Maryann Plunkett’s tough-love-performance as Juno the
razor-sharp wife and mother of an impoverished Dublin family is extraordinary
in its poignant simplicity. It frames Juno’s passionately Catholic instincts with
the stirring sobriety of her pagan goddess namesake. Ciaran O’Reilly is vaingloriously
blustery as the ale-bloated blarney-spouting Captain Jack Boyle, the “Paycock”
who, citing the questionable pains in his legs as an excuse, refuses to look
for work even when it falls into his lap.
As Joxer Daly, the Captain’s drinking partner, John
Keating suggests the duplicity of fragile relationships, as he polishes off
more than poetic quotations and half-remembered songs. Ed Malone gives a
passionate and poignant portrayal of the wounded son Johnny, who suffers from
nightmares and hallucinations, but who has more to worry about when his
allegiance to the Irish Republican Brotherhood is questioned.
Sarah Street affixes a beautifully plaintive courage
to the role of Mary, the family’s main provider and a member of the currently
striking union. Spurning her ardent wooer Jerry Devine (Harry Smith),Mary is
seduced and abandoned by Charles Bentham (slickly played by James Russell), a
school-teacher and lawyer who brings the news of Jack’s inheritance, and
without warning leaves town when the windfall falls through.
The play has its melodramatic digressions, such as the
extended scene in which the mourning Mrs. Tancred, (wrenchingly played by Una
Clancy) details the murder of her activist son to the Boyle family while on the
way to his funeral. The somber tone is well times put a damper on an impromptu songfest in which the
Boyles and their obstreperous neighbor Maisie Madigan (a terrific Terry
Donnelly) display a little harmonic a capella virtuosity.

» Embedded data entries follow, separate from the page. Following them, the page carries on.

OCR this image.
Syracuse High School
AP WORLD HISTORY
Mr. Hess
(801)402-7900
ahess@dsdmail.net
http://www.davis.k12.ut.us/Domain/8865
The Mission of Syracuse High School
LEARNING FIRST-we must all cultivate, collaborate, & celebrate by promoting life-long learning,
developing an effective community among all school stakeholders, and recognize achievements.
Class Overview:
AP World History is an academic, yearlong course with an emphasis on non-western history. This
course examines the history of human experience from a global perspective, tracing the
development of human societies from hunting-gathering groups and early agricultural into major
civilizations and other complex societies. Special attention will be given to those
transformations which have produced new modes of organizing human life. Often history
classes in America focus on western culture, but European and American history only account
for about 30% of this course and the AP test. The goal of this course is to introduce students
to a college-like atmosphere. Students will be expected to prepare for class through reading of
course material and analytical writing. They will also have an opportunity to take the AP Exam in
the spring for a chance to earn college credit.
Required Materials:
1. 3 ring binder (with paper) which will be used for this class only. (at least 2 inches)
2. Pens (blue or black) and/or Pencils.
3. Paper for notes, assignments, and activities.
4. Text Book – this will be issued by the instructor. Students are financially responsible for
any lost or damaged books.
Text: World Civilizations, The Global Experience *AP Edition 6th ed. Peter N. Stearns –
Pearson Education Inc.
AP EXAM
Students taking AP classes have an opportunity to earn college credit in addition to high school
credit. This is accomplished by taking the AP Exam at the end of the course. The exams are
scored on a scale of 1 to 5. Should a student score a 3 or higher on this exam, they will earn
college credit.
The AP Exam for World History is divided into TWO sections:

But it remains for the virtuosity of O’Casey’s writing
to take us from boisterous comedy to dispiriting situations, to tragic results,
and yet leave us with a sense of the heroic. This, in the person of Juno, who,
unlike her loafer of a husband, sees “the whole world in a state o chassis!” (a
corruption of the word chaos) and remains indomitable and a survivor.